Bake for 60 to 70 minutes, or until golden brown.  Check after 40 minutes or so because ovens can vary drastically and your pan size could be different.  Make sure a knife inserted in the centre comes out clean.

You can obviously eat some when it’s hot, but when it’s cooled, slice it however you want and wrap it in individual portions. I wrapped some of mine in foil and froze it to have another week.  When you want a slice, just reheat in the microwave, chop it up with a spoon a bit, and add milk if you like.  Sorted for breakfast!

IMG_7560Mixing the wet ingredients together

IMG_7561Adding in all the oats

IMG_7562Sprinkling all the berries on top

IMG_7564Golden brown and done

IMG_7570Cut into slices

Ok, so maybe this is a bit dessert-y for breakfast, but when I thought about it, there is actually very little sugar so I’ve decided to put it in the “nice” category.  This really was so good I could have just eaten it straight out of the pan.  The raspberries were fairly tart and balanced out nicely with the sweetness of the applesauce, and I just love that it was oatmeal but looked like a slice of cake. Obviously, you don’t have to eat it like a cake – I think it’s actually best when put in a bowl and crumbled up a bit so it’s more like actual oatmeal, and then all the berries get mixed in (as you can see mine were only the top since I didn’t want to stir them up in the pan and make the entire thing red).
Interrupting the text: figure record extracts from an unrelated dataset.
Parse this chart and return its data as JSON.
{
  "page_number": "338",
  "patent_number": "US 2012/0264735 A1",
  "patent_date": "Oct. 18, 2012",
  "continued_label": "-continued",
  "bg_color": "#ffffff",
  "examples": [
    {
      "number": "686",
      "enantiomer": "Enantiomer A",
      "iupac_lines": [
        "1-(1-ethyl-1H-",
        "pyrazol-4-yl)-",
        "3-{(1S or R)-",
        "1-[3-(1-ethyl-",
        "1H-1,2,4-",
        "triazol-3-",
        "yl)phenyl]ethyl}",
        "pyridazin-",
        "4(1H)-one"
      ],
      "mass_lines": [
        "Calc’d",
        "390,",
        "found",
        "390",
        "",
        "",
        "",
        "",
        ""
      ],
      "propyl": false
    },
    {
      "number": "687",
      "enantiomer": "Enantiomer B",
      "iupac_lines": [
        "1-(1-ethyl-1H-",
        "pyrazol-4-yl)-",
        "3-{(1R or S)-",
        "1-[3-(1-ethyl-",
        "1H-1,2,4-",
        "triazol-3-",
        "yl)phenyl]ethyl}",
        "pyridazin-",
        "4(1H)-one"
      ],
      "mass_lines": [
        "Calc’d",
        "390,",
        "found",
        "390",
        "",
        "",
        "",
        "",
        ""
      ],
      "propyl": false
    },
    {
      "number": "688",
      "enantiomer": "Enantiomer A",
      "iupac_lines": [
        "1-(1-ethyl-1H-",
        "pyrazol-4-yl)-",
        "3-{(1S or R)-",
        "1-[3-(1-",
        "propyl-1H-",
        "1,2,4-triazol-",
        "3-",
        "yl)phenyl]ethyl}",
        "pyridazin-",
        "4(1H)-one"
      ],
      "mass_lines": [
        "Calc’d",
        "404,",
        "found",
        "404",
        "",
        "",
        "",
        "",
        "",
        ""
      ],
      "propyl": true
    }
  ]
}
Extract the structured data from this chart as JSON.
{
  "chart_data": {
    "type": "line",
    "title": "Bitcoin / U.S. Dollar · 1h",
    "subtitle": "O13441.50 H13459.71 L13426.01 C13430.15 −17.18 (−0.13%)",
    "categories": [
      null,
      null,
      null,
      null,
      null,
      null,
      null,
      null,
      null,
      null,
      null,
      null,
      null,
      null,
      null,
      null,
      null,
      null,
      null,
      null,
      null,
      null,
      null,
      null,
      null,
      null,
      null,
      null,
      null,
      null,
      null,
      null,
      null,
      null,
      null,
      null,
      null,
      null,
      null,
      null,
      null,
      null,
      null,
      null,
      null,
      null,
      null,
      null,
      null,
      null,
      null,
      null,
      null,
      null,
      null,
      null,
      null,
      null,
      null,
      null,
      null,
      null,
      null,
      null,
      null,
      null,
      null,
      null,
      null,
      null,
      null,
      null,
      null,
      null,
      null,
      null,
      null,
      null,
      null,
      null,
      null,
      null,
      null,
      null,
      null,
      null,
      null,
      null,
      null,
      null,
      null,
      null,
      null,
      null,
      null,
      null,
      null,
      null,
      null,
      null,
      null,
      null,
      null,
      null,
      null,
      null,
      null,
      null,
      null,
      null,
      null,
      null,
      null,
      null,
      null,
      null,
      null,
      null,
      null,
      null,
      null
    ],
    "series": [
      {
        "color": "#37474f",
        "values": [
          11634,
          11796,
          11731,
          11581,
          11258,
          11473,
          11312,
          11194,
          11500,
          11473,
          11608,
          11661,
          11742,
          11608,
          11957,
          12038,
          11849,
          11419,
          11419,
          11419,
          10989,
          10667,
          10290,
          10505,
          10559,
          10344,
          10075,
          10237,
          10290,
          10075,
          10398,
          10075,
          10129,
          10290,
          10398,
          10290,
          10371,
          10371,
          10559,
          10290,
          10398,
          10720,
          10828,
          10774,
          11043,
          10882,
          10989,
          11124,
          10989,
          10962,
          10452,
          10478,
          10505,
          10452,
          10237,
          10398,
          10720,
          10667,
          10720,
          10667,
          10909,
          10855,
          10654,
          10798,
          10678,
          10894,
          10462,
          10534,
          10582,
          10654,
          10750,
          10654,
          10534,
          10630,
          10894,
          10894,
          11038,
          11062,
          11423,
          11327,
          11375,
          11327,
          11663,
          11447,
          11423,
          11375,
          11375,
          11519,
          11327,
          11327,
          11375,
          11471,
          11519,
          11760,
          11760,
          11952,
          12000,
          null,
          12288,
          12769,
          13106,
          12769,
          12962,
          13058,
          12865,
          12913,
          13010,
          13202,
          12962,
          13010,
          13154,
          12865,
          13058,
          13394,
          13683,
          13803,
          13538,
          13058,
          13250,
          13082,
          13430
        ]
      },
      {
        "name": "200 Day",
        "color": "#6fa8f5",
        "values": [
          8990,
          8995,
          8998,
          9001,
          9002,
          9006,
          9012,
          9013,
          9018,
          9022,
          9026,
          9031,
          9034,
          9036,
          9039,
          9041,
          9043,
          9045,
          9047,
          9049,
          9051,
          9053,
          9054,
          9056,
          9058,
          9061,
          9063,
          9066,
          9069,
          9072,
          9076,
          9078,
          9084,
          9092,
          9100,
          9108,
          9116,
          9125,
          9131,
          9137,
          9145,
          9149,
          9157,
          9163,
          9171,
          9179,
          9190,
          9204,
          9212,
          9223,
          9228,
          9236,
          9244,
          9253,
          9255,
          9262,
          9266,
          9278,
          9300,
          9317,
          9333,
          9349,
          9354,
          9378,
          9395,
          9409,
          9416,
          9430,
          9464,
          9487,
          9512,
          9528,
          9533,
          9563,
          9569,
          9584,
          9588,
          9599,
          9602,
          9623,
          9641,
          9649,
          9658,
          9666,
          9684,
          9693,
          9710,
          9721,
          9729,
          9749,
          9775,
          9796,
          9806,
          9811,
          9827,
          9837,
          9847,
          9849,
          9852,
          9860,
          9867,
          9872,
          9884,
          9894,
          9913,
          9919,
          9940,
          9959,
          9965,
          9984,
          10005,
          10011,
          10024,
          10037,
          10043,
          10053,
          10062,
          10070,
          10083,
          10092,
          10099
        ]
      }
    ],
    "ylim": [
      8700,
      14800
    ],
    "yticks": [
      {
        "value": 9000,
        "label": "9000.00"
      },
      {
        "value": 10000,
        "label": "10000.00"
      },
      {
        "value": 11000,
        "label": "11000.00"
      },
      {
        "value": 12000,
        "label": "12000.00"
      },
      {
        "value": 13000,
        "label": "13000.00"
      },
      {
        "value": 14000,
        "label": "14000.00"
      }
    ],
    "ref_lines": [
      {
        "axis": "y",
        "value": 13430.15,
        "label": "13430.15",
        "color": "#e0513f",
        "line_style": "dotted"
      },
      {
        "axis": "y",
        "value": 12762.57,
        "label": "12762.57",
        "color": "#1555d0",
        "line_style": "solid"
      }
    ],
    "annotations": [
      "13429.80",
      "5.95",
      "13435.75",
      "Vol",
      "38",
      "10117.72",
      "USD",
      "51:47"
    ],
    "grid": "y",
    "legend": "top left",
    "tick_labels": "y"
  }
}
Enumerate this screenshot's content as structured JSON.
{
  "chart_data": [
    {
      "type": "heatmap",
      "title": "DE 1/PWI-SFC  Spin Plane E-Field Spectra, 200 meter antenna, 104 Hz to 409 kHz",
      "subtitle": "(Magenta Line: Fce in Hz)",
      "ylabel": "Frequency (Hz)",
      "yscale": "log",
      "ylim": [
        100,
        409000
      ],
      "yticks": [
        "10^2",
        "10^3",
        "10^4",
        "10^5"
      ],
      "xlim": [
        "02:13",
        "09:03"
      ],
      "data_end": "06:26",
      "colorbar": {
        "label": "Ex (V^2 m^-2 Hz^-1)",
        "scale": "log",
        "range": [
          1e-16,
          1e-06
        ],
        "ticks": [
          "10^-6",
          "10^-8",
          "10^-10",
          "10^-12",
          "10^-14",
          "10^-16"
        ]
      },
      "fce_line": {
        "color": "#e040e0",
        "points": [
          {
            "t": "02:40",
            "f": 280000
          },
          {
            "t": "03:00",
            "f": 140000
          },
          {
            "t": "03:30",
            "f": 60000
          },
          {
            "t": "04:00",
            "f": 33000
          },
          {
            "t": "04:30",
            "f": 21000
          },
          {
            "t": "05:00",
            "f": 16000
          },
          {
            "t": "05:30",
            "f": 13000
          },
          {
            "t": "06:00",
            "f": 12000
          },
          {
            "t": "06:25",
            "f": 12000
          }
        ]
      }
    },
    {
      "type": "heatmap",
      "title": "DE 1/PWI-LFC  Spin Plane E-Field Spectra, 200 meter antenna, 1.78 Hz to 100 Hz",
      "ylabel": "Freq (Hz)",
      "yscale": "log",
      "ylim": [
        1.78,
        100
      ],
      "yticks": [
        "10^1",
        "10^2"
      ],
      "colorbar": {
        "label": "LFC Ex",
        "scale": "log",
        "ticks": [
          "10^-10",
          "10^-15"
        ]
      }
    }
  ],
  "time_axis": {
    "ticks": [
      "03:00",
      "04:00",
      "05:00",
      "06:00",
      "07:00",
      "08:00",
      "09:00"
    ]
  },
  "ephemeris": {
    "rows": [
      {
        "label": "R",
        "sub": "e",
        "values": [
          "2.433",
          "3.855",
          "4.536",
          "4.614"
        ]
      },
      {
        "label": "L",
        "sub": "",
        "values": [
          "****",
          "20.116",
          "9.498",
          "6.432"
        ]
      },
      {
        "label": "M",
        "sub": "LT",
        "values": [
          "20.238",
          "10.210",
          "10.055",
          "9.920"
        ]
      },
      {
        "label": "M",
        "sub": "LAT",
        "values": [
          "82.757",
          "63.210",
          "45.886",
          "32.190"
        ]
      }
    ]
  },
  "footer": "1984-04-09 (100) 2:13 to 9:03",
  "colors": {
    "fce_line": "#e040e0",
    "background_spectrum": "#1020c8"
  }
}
Perhaps the best part of this whole recipe though is that it freezes so well so you can have ready made breakfasts for several days.  Oatmeal can be a bit time consuming to make on a rushed morning so being able to grab a slice of this and heat it up at work would be ideal.  And it tastes just as good reheated once it’s been in the freezer as it does from the pan!